Die Diener des Grafen fingen einen großen Fisch. Der Fisch schnappte nach Luft und hörte jemand sagen: „Wie schön er ist! Der Graf wird sich freuen. Er liebt Fisch.“ Obwohl der Fisch viel leiden musste, tröstete er sich mit der Aussicht auf bessere Zeiten. Denn alle Leute riefen ja: „Der Graf wird sich freuen. Er liebt Fisch!“
Doch zu seiner Überraschung setzte man ihn nicht in einen Teich des Schlossparks, sondern brachte ihn in die Küche. Auch dort riefen die Leute: „Der Graf wird sich freuen. Er liebt Fisch!“ Jetzt wusste der Fisch, welches Schicksal ihm drohte, und als der Koch das Messer schwang, klagte er: „Der Graf liebt die Fische nicht. Er denkt überhaupt nicht an mich. Er liebt sich selbst!“
Wenn wir behaupten, einen Menschen zu lieben, wollen wir oft nur etwas von ihm haben. Der andere bewirkt, dass wir uns wohl fühlen, und das gefällt uns. Diese Geschichte ist eine gute Einführung in Lag BaOmer, einen jüdischen Feiertag. Warum feiern wir an diesem Tag? Unter anderem deshalb, weil an ihm eine Pestkrankheit endete, an der Tausende von Anhängern des Rabbi Akiwa gestorben waren. Was war die Ursache der Pest? Unsere Weisen sagen, Akiwas Schüler hätten einander nicht respektiert. Das wirft viele Fragen auf. Rabbi Akiva legte großen Wert aufs Teilen und auf Einigkeit. Er lehrte: „Liebe deinen Nächsten wie dich selbst! Das ist ein großes, allgemeines Prinzip der Tora.“ Wie war es möglich, dass seine Anhänger vom Weg ihres Lehrers abwichen und einander nicht achteten?
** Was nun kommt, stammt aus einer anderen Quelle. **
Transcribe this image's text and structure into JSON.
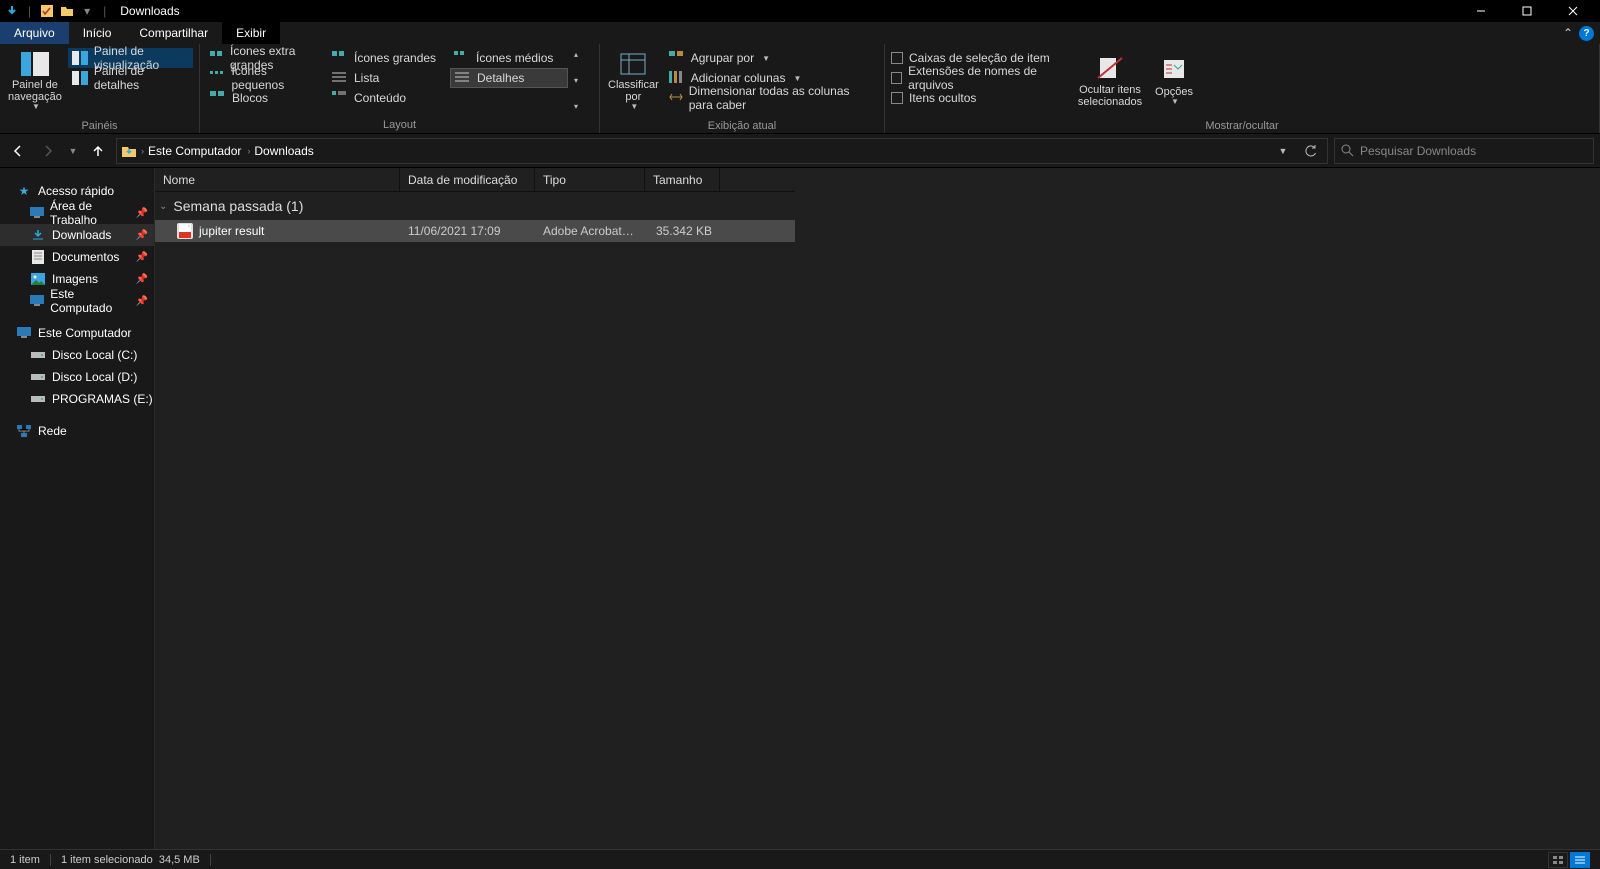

Die Antwort lautet: Wahre Liebe bedeutet, über sich selbst hinauszuwachsen und vom anderen nichts zu verlangen. Selbst wenn wir das Beste im Sinn haben – und das müssen wir von Rabbi Akiwas Schülern annehmen –, kann Egoismus uns vom rechten Weg abbringen. Dann gelingt es uns nicht, einem Menschen Respekt und Rücksicht entgegenzubringen, selbst wenn wir ihn eigentlich lieben wollen.